Memorial Hospital limiting services during PG&E repairs

Santa Rosa Memorial Hospital will be running on backup generators for several hours late Sunday and early Monday as PG&E crews repair equipment following several power failures last year.

Patients with traumatic injuries likely will be sent to other hospitals during the hours when Memorial, Sonoma County's trauma center, is on the backup power.

The emergency room will remain open and many services will be uninterrupted. But Memorial will not perform surgery, cardiac catheterization or other invasive procedures unless the emergency needs of a patient make it too risky to send the patient elsewhere, hospital spokeswoman Katy Hillenmeyer said.

PG&E crews will cut power and the hospital will run on generators starting at about 7 p.m. Sunday until about 5 a.m. Monday, although the exact times could change.

PG&E will be upgrading and making essential repairs to circuits "that power the hospital and which are likely, if not reinforced or replaced, to cause unplanned outages in the future," according to a statement by the hospital.

It was unclear whether the repairs and upgrades will involve equipment that led to repeated power failures at Memorial and the surrounding neighborhood in November and December.

PG&E couldn't immediately be reached Sunday.

Hillenmeyer said the repairs are taking place on hospital grounds.

Four blackouts in a 24-hour-period Nov. 15 and 16 prevented at least three trauma patients from receiving treatment at Memorial. The patients, who included a stabbing victim and a pedestrian hit by a van, were flown to out-of-county hospitals while Memorial was on generator power.

The blackouts also hit neighborhood residents and businesses, including several medical offices left in the dark.

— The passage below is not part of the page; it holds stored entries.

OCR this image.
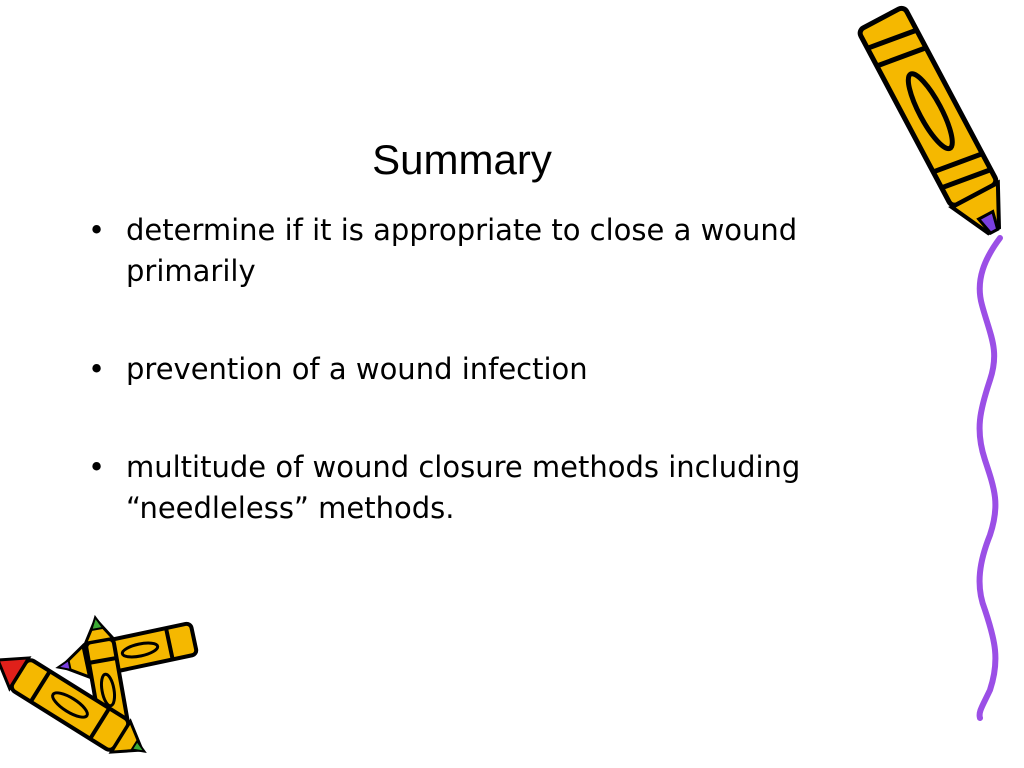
Summary
• determine if it is appropriate to close a wound primarily
• prevention of a wound infection
• multitude of wound closure methods including “needleless” methods.
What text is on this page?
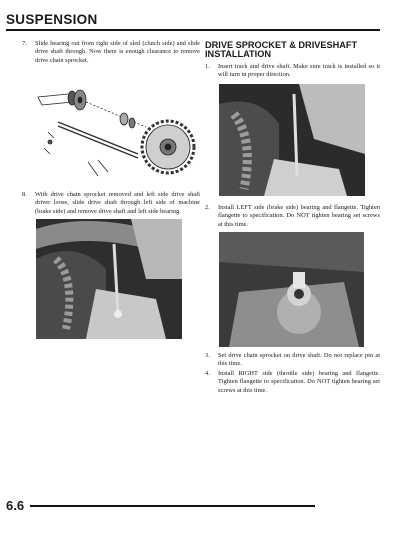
SUSPENSION
7. Slide bearing out from right side of sled (clutch side) and slide drive shaft through. Now there is enough clearance to remove drive chain sprocket.
8. With drive chain sprocket removed and left side drive shaft driver loose, slide drive shaft through left side of machine (brake side) and remove drive shaft and left side bearing.
DRIVE SPROCKET & DRIVESHAFT INSTALLATION
1. Insert track and drive shaft. Make sure track is installed so it will turn in proper direction.
2. Install LEFT side (brake side) bearing and flangette. Tighten flangette to specification. Do NOT tighten bearing set screws at this time.
3. Set drive chain sprocket on drive shaft. Do not replace pin at this time.
4. Install RIGHT side (throttle side) bearing and flangette. Tighten flangette to specification. Do NOT tighten bearing set screws at this time.
6.6
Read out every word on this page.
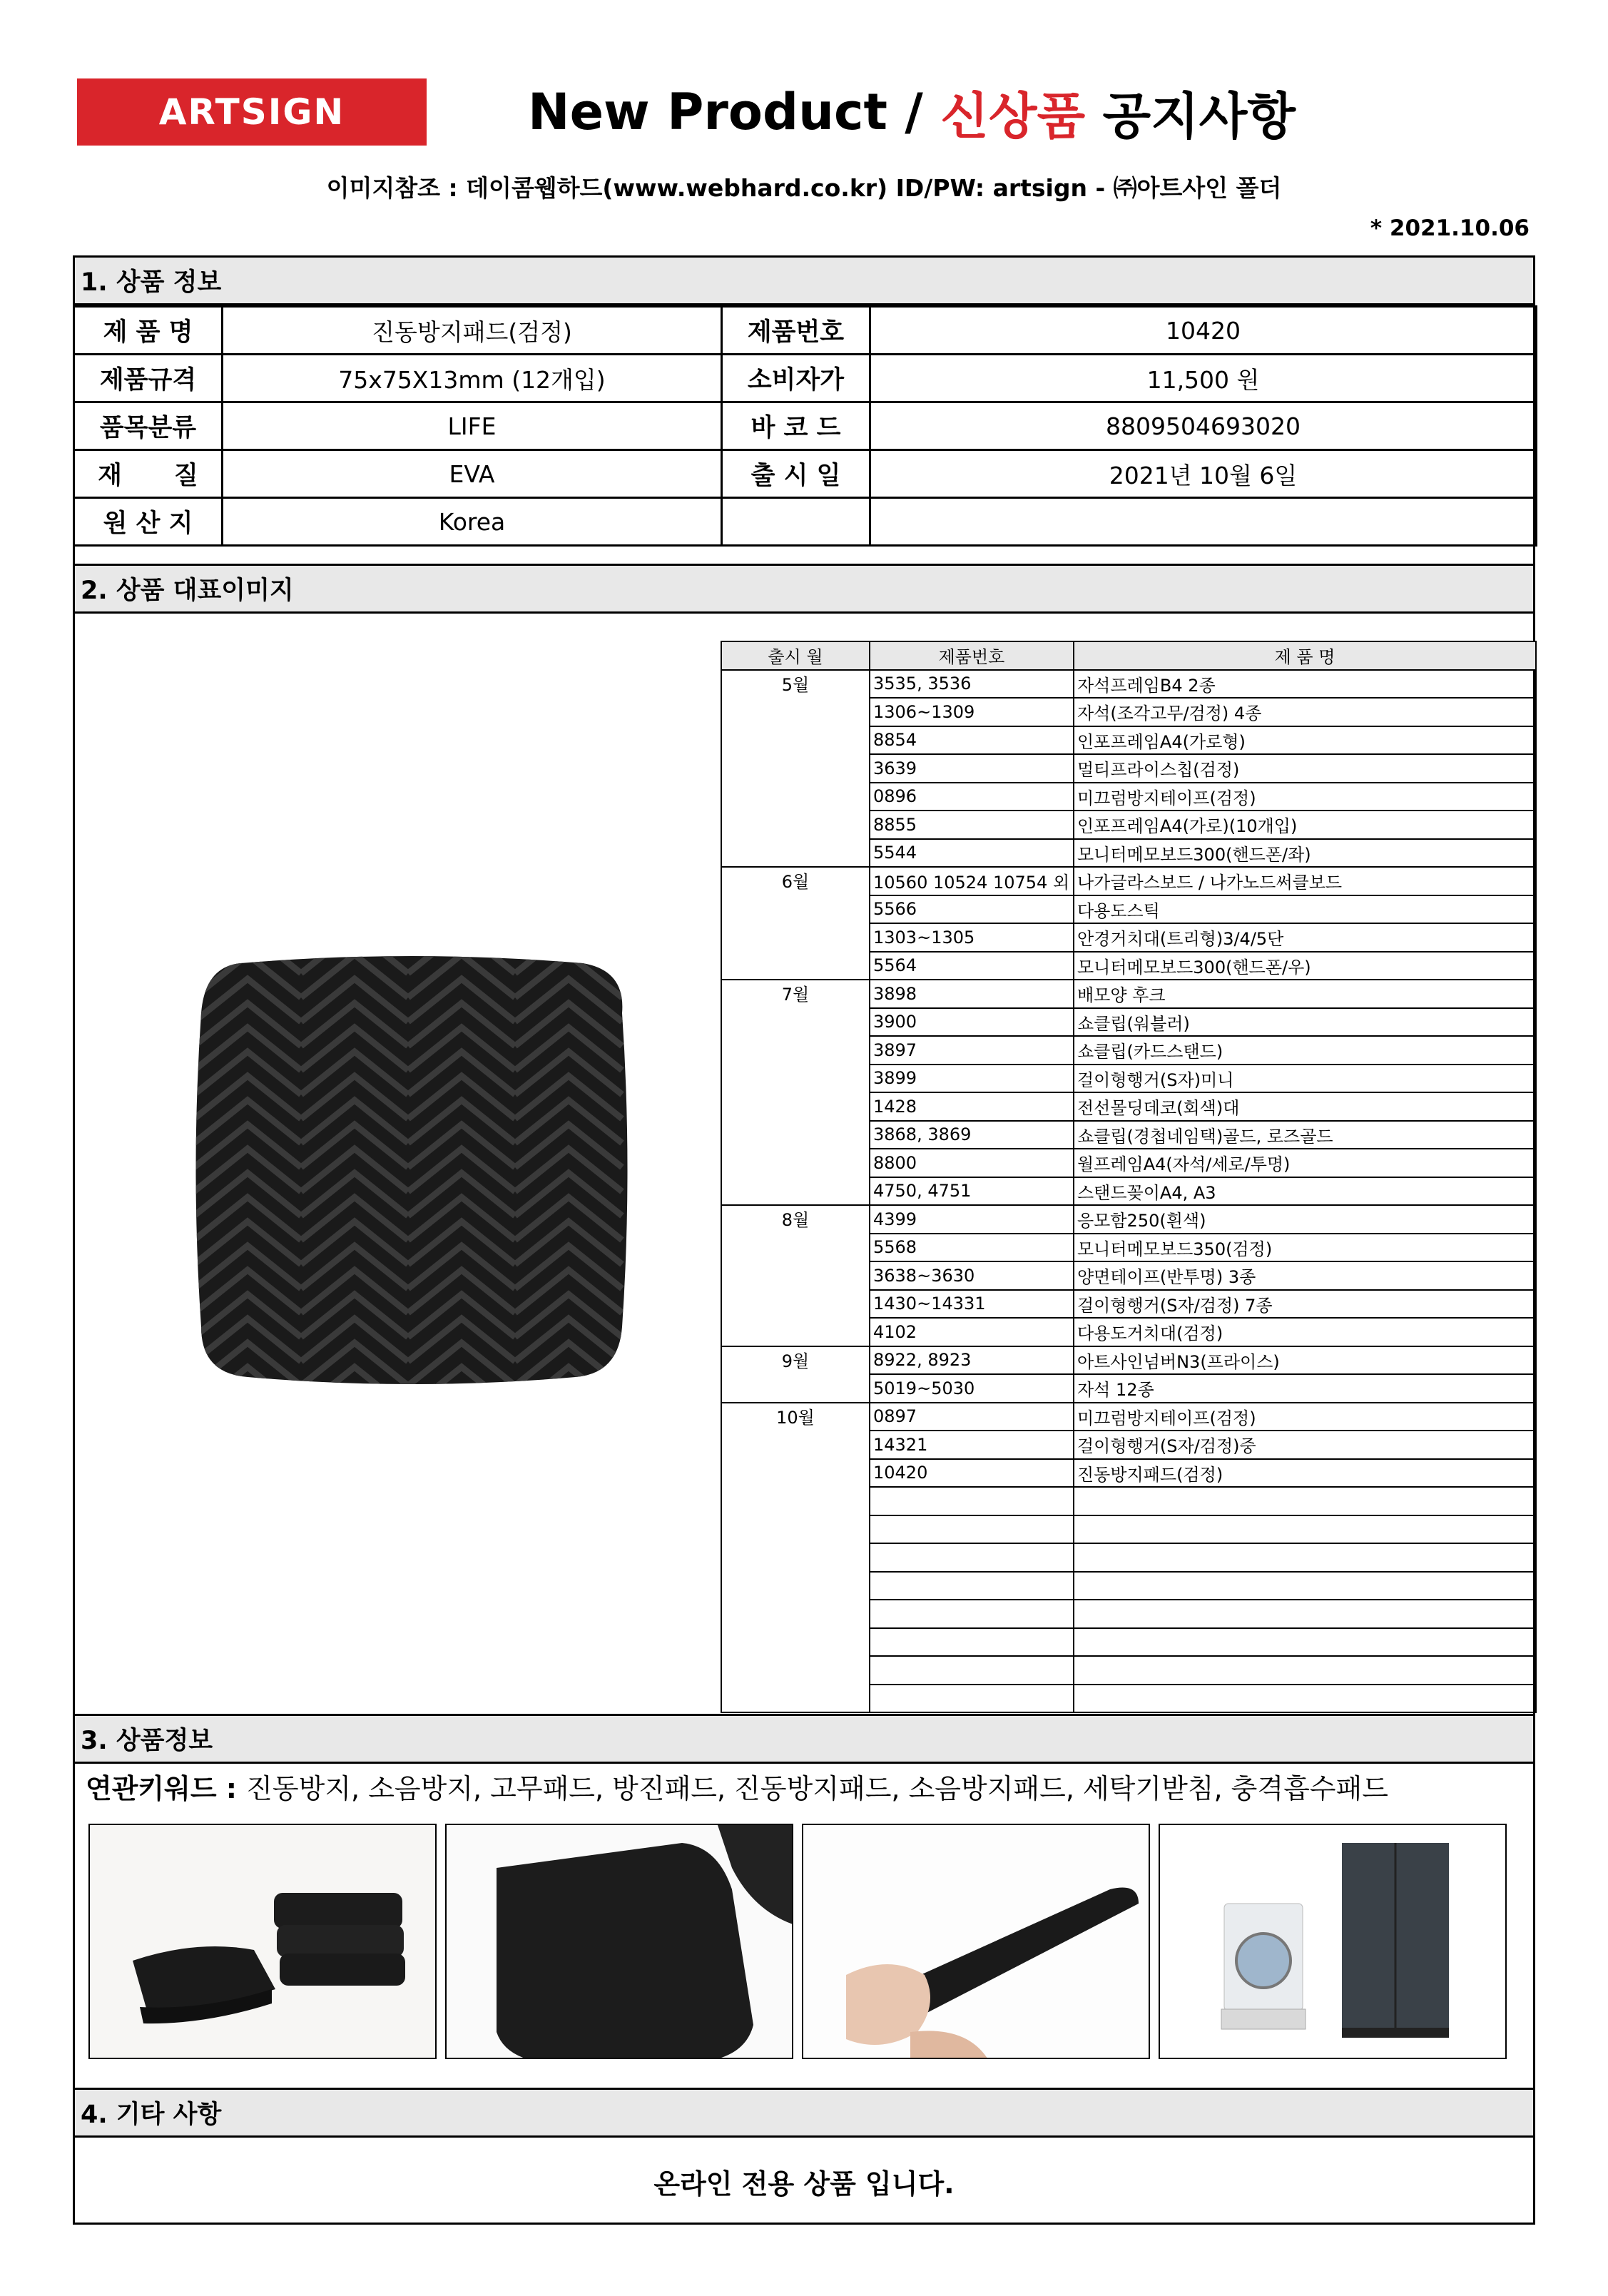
ARTSIGN	New Product / 신상품 공지사항
이미지참조 : 데이콤웹하드(www.webhard.co.kr) ID/PW: artsign - ㈜아트사인 폴더
* 2021.10.06
1. 상품 정보
제 품 명	진동방지패드(검정)	제품번호	10420
제품규격	75x75X13mm (12개입)	소비자가	11,500 원
품목분류	LIFE	바 코 드	8809504693020
재      질	EVA	출 시 일	2021년 10월 6일
원 산 지	Korea		
2. 상품 대표이미지
출시 월	제품번호	제 품 명
5월	3535, 3536	자석프레임B4 2종
	1306~1309	자석(조각고무/검정) 4종
	8854	인포프레임A4(가로형)
	3639	멀티프라이스칩(검정)
	0896	미끄럼방지테이프(검정)
	8855	인포프레임A4(가로)(10개입)
	5544	모니터메모보드300(핸드폰/좌)
6월	10560 10524 10754 외	나가글라스보드 / 나가노드써클보드
	5566	다용도스틱
	1303~1305	안경거치대(트리형)3/4/5단
	5564	모니터메모보드300(핸드폰/우)
7월	3898	배모양 후크
	3900	쇼클립(워블러)
	3897	쇼클립(카드스탠드)
	3899	걸이형행거(S자)미니
	1428	전선몰딩데코(회색)대
	3868, 3869	쇼클립(경첩네임택)골드, 로즈골드
	8800	월프레임A4(자석/세로/투명)
	4750, 4751	스탠드꽂이A4, A3
8월	4399	응모함250(흰색)
	5568	모니터메모보드350(검정)
	3638~3630	양면테이프(반투명) 3종
	1430~14331	걸이형행거(S자/검정) 7종
	4102	다용도거치대(검정)
9월	8922, 8923	아트사인넘버N3(프라이스)
	5019~5030	자석 12종
10월	0897	미끄럼방지테이프(검정)
	14321	걸이형행거(S자/검정)중
	10420	진동방지패드(검정)

3. 상품정보
연관키워드 : 진동방지, 소음방지, 고무패드, 방진패드, 진동방지패드, 소음방지패드, 세탁기받침, 충격흡수패드
4. 기타 사항
온라인 전용 상품 입니다.
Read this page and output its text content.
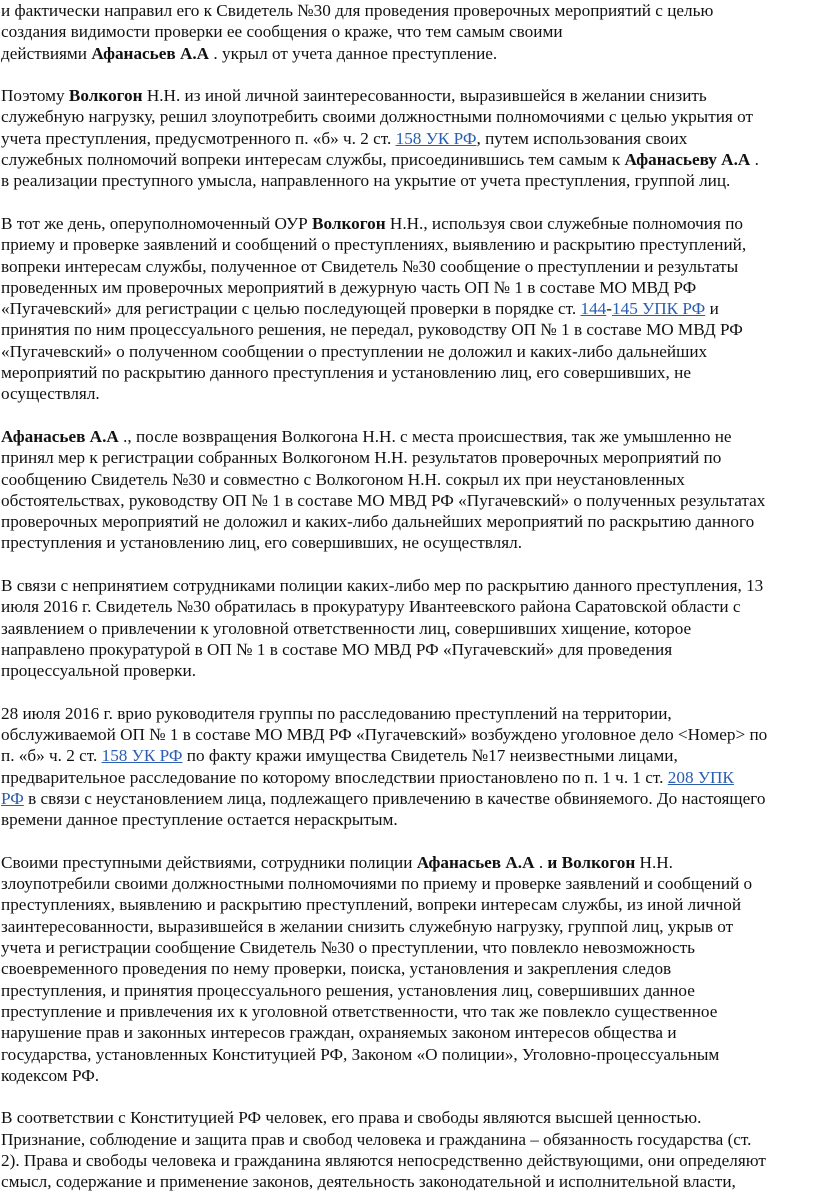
и фактически направил его к Свидетель №30 для проведения проверочных мероприятий с целью
создания видимости проверки ее сообщения о краже, что тем самым своими
действиями Афанасьев А.А . укрыл от учета данное преступление.
Поэтому Волкогон Н.Н. из иной личной заинтересованности, выразившейся в желании снизить
служебную нагрузку, решил злоупотребить своими должностными полномочиями с целью укрытия от
учета преступления, предусмотренного п. «б» ч. 2 ст. 158 УК РФ, путем использования своих
служебных полномочий вопреки интересам службы, присоединившись тем самым к Афанасьеву А.А .
в реализации преступного умысла, направленного на укрытие от учета преступления, группой лиц.
В тот же день, оперуполномоченный ОУР Волкогон Н.Н., используя свои служебные полномочия по
приему и проверке заявлений и сообщений о преступлениях, выявлению и раскрытию преступлений,
вопреки интересам службы, полученное от Свидетель №30 сообщение о преступлении и результаты
проведенных им проверочных мероприятий в дежурную часть ОП № 1 в составе МО МВД РФ
«Пугачевский» для регистрации с целью последующей проверки в порядке ст. 144-145 УПК РФ и
принятия по ним процессуального решения, не передал, руководству ОП № 1 в составе МО МВД РФ
«Пугачевский» о полученном сообщении о преступлении не доложил и каких-либо дальнейших
мероприятий по раскрытию данного преступления и установлению лиц, его совершивших, не
осуществлял.
Афанасьев А.А ., после возвращения Волкогона Н.Н. с места происшествия, так же умышленно не
принял мер к регистрации собранных Волкогоном Н.Н. результатов проверочных мероприятий по
сообщению Свидетель №30 и совместно с Волкогоном Н.Н. сокрыл их при неустановленных
обстоятельствах, руководству ОП № 1 в составе МО МВД РФ «Пугачевский» о полученных результатах
проверочных мероприятий не доложил и каких-либо дальнейших мероприятий по раскрытию данного
преступления и установлению лиц, его совершивших, не осуществлял.
В связи с непринятием сотрудниками полиции каких-либо мер по раскрытию данного преступления, 13
июля 2016 г. Свидетель №30 обратилась в прокуратуру Ивантеевского района Саратовской области с
заявлением о привлечении к уголовной ответственности лиц, совершивших хищение, которое
направлено прокуратурой в ОП № 1 в составе МО МВД РФ «Пугачевский» для проведения
процессуальной проверки.
28 июля 2016 г. врио руководителя группы по расследованию преступлений на территории,
обслуживаемой ОП № 1 в составе МО МВД РФ «Пугачевский» возбуждено уголовное дело <Номер> по
п. «б» ч. 2 ст. 158 УК РФ по факту кражи имущества Свидетель №17 неизвестными лицами,
предварительное расследование по которому впоследствии приостановлено по п. 1 ч. 1 ст. 208 УПК
РФ в связи с неустановлением лица, подлежащего привлечению в качестве обвиняемого. До настоящего
времени данное преступление остается нераскрытым.
Своими преступными действиями, сотрудники полиции Афанасьев А.А . и Волкогон Н.Н.
злоупотребили своими должностными полномочиями по приему и проверке заявлений и сообщений о
преступлениях, выявлению и раскрытию преступлений, вопреки интересам службы, из иной личной
заинтересованности, выразившейся в желании снизить служебную нагрузку, группой лиц, укрыв от
учета и регистрации сообщение Свидетель №30 о преступлении, что повлекло невозможность
своевременного проведения по нему проверки, поиска, установления и закрепления следов
преступления, и принятия процессуального решения, установления лиц, совершивших данное
преступление и привлечения их к уголовной ответственности, что так же повлекло существенное
нарушение прав и законных интересов граждан, охраняемых законом интересов общества и
государства, установленных Конституцией РФ, Законом «О полиции», Уголовно-процессуальным
кодексом РФ.
В соответствии с Конституцией РФ человек, его права и свободы являются высшей ценностью.
Признание, соблюдение и защита прав и свобод человека и гражданина – обязанность государства (ст.
2). Права и свободы человека и гражданина являются непосредственно действующими, они определяют
смысл, содержание и применение законов, деятельность законодательной и исполнительной власти,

When the first power failure struck, PG&E crews tried to re-distribute customers to other circuitry routes, causing some circuits to overload and leading to successive blackouts, PG&E said at the time.

An underground equipment failure caused a blackout Dec. 21 for about 1,400 homes, businesses and the hospital. A swath of Santa Rosa from Highway 12 to Santa Rosa Creek and from Santa Rosa Avenue to Yulupa Avenue went dark.

Hillenmeyer said nearby hospitals and ambulance crews have been alerted that patients may be diverted from Memorial to the other hospitals until power is fully restored.